LAKE FOREST, Ill. (Sept. 11, 2012) -- Charlie Blanchard eliminated stroke-play medalist and fellow Rhode Islander Brad Valois, 2 up, during Tuesday morning’s second round of match play at the 2012 U.S. Mid-Amateur Championship, being conducted at the par-71, 7,078-yard Conway Farms Golf Club.
The 2012 U.S. Mid-Amateur Championship, for players ages 25 and older, consists of 36 holes of stroke play. The low 64 scorers advanced to match play, which features six rounds, including a 36-hole final scheduled for Thursday beginning at 7 a.m. (CDT).
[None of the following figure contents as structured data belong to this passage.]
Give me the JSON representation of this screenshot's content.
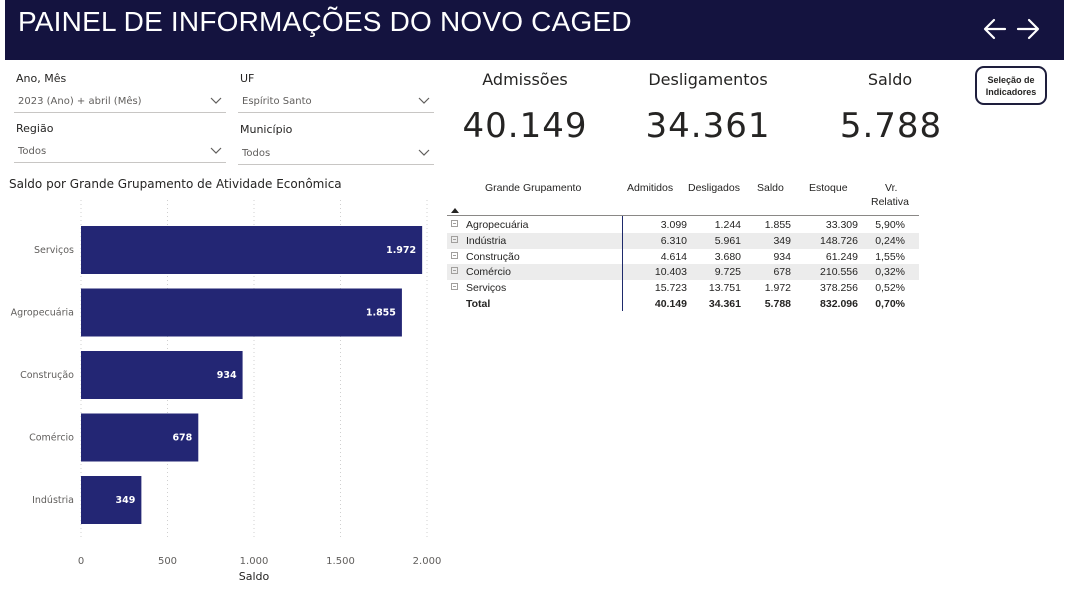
{
  "header": {
    "title": "PAINEL DE INFORMAÇÕES DO NOVO CAGED",
    "background": "#14133f",
    "back_icon": "arrow-left-icon",
    "forward_icon": "arrow-right-icon"
  },
  "filters": {
    "ano_mes": {
      "label": "Ano, Mês",
      "value": "2023 (Ano) + abril (Mês)"
    },
    "uf": {
      "label": "UF",
      "value": "Espírito Santo"
    },
    "regiao": {
      "label": "Região",
      "value": "Todos"
    },
    "municipio": {
      "label": "Município",
      "value": "Todos"
    }
  },
  "kpis": {
    "admissoes": {
      "label": "Admissões",
      "value": "40.149"
    },
    "desligamentos": {
      "label": "Desligamentos",
      "value": "34.361"
    },
    "saldo": {
      "label": "Saldo",
      "value": "5.788"
    }
  },
  "selection_button": {
    "line1": "Seleção de",
    "line2": "Indicadores"
  },
  "chart_title": "Saldo por Grande Grupamento de Atividade Econômica",
  "chart_data": {
    "type": "bar",
    "orientation": "horizontal",
    "categories": [
      "Serviços",
      "Agropecuária",
      "Construção",
      "Comércio",
      "Indústria"
    ],
    "values": [
      1972,
      1855,
      934,
      678,
      349
    ],
    "value_labels": [
      "1.972",
      "1.855",
      "934",
      "678",
      "349"
    ],
    "xlabel": "Saldo",
    "ylabel": "",
    "xlim": [
      0,
      2000
    ],
    "x_ticks": [
      0,
      500,
      1000,
      1500,
      2000
    ],
    "x_tick_labels": [
      "0",
      "500",
      "1.000",
      "1.500",
      "2.000"
    ],
    "grid": true,
    "bar_color": "#232674"
  },
  "table": {
    "headers": {
      "grupo": "Grande Grupamento",
      "admitidos": "Admitidos",
      "desligados": "Desligados",
      "saldo": "Saldo",
      "estoque": "Estoque",
      "vr1": "Vr.",
      "vr2": "Relativa"
    },
    "sort_icon": "sort-ascending-icon",
    "rows": [
      {
        "grupo": "Agropecuária",
        "admitidos": "3.099",
        "desligados": "1.244",
        "saldo": "1.855",
        "estoque": "33.309",
        "vr": "5,90%"
      },
      {
        "grupo": "Indústria",
        "admitidos": "6.310",
        "desligados": "5.961",
        "saldo": "349",
        "estoque": "148.726",
        "vr": "0,24%"
      },
      {
        "grupo": "Construção",
        "admitidos": "4.614",
        "desligados": "3.680",
        "saldo": "934",
        "estoque": "61.249",
        "vr": "1,55%"
      },
      {
        "grupo": "Comércio",
        "admitidos": "10.403",
        "desligados": "9.725",
        "saldo": "678",
        "estoque": "210.556",
        "vr": "0,32%"
      },
      {
        "grupo": "Serviços",
        "admitidos": "15.723",
        "desligados": "13.751",
        "saldo": "1.972",
        "estoque": "378.256",
        "vr": "0,52%"
      }
    ],
    "total": {
      "grupo": "Total",
      "admitidos": "40.149",
      "desligados": "34.361",
      "saldo": "5.788",
      "estoque": "832.096",
      "vr": "0,70%"
    },
    "stripe_color": "#ececec",
    "divider_color": "#1e2a6b"
  }
}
The U.S. Mid-Amateur is one of 13 national championships conducted annually by the United States Golf Association, 10 of which are strictly for amateurs.
With 20-plus-mph winds wreaking havoc on the players, Blanchard and Valois struggled on the challenging Tom Fazio design. Neither player held more than a one-hole lead until Blanchard’s 3-foot birdie putt was conceded on the 18th hole.
“We felt we were like on the coast playing Newport [Country Club] or one of those courses [in Rhode Island],” said Blanchard, 47, the head golf coach at Bryant University. “It was definitely a two-club wind.”
The two swapped possession of the lead three times over the first nine holes. After Valois squared the match with a par at the par-5 14th hole, Blanchard converted a 30-foot birdie putt from the fringe at the par-4 15th take the lead for good.
“Toward the last few holes, we both started hitting it a lot better than we were on the front,” said Valois, 25. “[Blanchard’s] big putt on 15 kind of sealed the deal.”
“I made some phenomenal up and downs from places you could drop a bucket of balls and not get up and down again,” said Blanchard. “I was fortunate to hit some great shots out of that thick fescue there.”
Blanchard and Valois live just 15 miles apart in North Providence and Warwick, respectively, and will represent their home state at next week’s USGA Men’s State Team Championship. The two left-handers have played more than 100 rounds together, with Valois taking both competitive matches prior to today.
“Unfortunately, I had to play him today,” said Blanchard. “He’s been playing great.
“I can’t beat him in Rhode Island, but I can beat him out of Rhode Island.”
Blanchard will next face Dennis Bull, 30, of Norwalk, Iowa, who advanced with a 3-and-1 victory over Trevor Sauntry, of Houston.
Canadian Garrett Rank, who turned 25 just three days prior to the start of the championship, cruised to a 8-and-6 victory over Scott Harvey, of Greensboro, N.C. The margin of victory is tied for the fourth largest in championship history.
“I just had it this morning,” said Rank, a member of Golf Canada’s national team. “It's just one of those days.”
Rank certainly did have it on Tuesday morning, playing to the equivalent of eight under par, with the usual match-play concessions, over the 12 holes.
Harvey had a golden opportunity to cut into his deficit when his approach to the par-4 seventh came up one foot short of the hole. Rank conceded the short birdie putt and promptly chipped in for eagle from just off the back of the green, putting a stop to Harvey’s momentum.
“That was a huge boost because he hit a good shot in there,” said Rank, a 2012 graduate of the University of Waterloo in Ontario. “To come up with the win on the hole was big.”
The morning round brought mixed results for the three remaining past Mid-Amateur champions. Tim Jackson (1994, 2011) and Nathan Smith (2003, 2009-10) both advanced, while 2005 champion Kevin Marsh was eliminated.
Smith’s third-round opponent will be close friend Sean Knapp, both members of the Pennsylvania team that won the 2009 Men’s State Team. Knapp, 50, of Oakmont, Pa., advanced with a 1-up victory over Sammy Schmitz.
The two professional caddies both moved on to Tuesday afternoon’s round of 16. Corby Segal, who carries the bag for PGA Tour player Briny Baird, registered a 1-up win over Walter Todd, of Laurens, S.C. Casey Boyns, who loops at Pebble Beach (Calif.) Golf Links, outlasted fellow Californian Brian Tennyson in 20 holes.
At 56, Boyns is the oldest player remaining in the field.